If Black women begin mammography screening every other year starting at age 40, breast cancer deaths could be reduced by 57 percent compared to starting screening 10 years later according to analyses conducted by a modeling team that is part of the Cancer Intervention and Surveillance Modeling Network (CISNET), funded by the National Cancer Institute.
The analyses are the first to use modeling to elucidate modern breast cancer screening strategies that best achieve equity in screening outcomes and reduce mortality disparities. The research, published October 19, 2021 in Annals of Internal Medicine, suggests that a reduction in breast cancer deaths can be achieved for Black women while maintaining the same ratio of benefits to harms as occur when white women undergo biennial screening starting at age 50. Recommendations over the past two decades have not accounted for the role of racism (structural, interpersonal, or internalized) and its impact in breast cancer treatment, length of survival and deaths among Black women.

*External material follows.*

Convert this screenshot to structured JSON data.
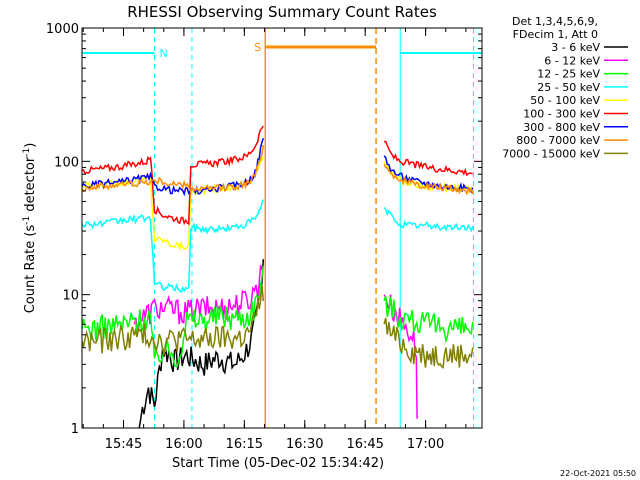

“There is an increasing focus on eliminating race-based medicine,” explains the study’s lead author Christina Hunter Chapman, MD, MS, adjunct assistant professor in the Department of Radiation Oncology at the University of Michigan. “However, calls to end race-based medicine that ask for the immediate cessation of any discussion on race are not likely to eliminate racial disparities. Carefully selected solutions for health inequity may involve tailoring interventions to specific racial groups.”
To address this issue, CISNET developed a model using self-reported race as a proxy for who is likely to experience the effects of racism to test a range of screening strategies. The model also considered breast density, distribution of breast cancer molecular subtypes, age-, stage-, and subtype-specific treatment effects, and non-breast cancer mortality for Blacks and whites. Using all of these data, the model compared the benefits and harms of different screening strategies in Black women to those for white women screened biennially from ages 50-74.
“For Black women, three biennial screening strategies (beginning at age 40, 45, or 50) yielded benefit-to-harm ratios that were greater than or equal to those seen in white women who started screening at age 50,” explains Chapman. “Among those three strategies, initiating mammograms at age 40 yielded the greatest mortality reduction and reduced Black-white mortality disparities by 57 percent. This approach is consistent with the US Preventive Services Task Force’s overarching guidance for when women may want to consider beginning biennial mammography.”
The model the researchers used projected the lifetime impact of digital mammography under different starting ages and intervals between screenings for women who would be age 40 in the year 2020 (i.e., born in the U.S. in 1980). It compared a variety of benefits (number of years of life gained by detecting cancer early, breast cancer deaths averted and mortality reduction) to harms like undergoing a larger number of mammograms (e.g., annual vs. every other year screening) and having false positive screening results.
“Black women have higher rates of aggressive cancers at younger ages than white women, and treatments for those types of tumors are not as effective. However, even when we account for cancer subtypes, mortality is higher for black women largely due to factors that are ultimately rooted in racism,” says the study’s senior author, Jeanne S. Mandelblatt, MD, MPH, professor of oncology and medicine at Georgetown Lombardi Comprehensive Cancer Center, and a principal investigator with CISNET.
“Therefore, in our analyses we accounted for differences in treatment attributable to racism, including access to medication, delays in treatment, dose reductions, and discontinuation of treatment — all factors that have been shown to be sub-optimal more often in Black than white women,” she adds.
“We hope this provides new information to help develop equity-focused recommendations for Black women and address a long-standing deficit in breast cancer screening guidelines due to the lack of data,” Mandelblatt states.
“In the future, the harms of racism in medicine may be better rectified by developing interventions that use more direct measures of racism as instead of race,” Chapman concludes. “However, using socioeconomic status alone as a proxy for race would not be appropriate in a study like ours given that racial disparities in breast cancer are observed across socioeconomic strata.”
“This project highlights how CISNET modeling can provide important new data to guideline groups seeking to increase equity in cancer outcomes,” says Brandy Heckman-Stoddard, Ph.D., chief, Breast and Gynecologic Cancer Research Group at the National Cancer Institute. “It also points to the need to continue to capture data on screening practices across diverse populations.”
Additional authors include Christopher J. Cadham at Georgetown Lombardi; Reshma Jagsi at the University of Michigan, Ann Arbor; Amy Trentham-Dietz and Ronald E. Gangnon at the University of Wisconsin-Madison; and Clyde B. Schechter at Albert Einstein College of Medicine, Bronx, New York.
The authors report having no personal financial interests related to the study.
This research was funded by National Cancer Institute grants U01CA199218, U01C1199218-02, and P30CA046592. The research was also supported in part by the National Cancer Institute grant R35CA197289 to Mandelblatt and P30CA014520 to Trentham-Dietz. Selected data collection and sharing were supported by the National Cancer Institute-funded Breast Cancer Surveillance Consortium.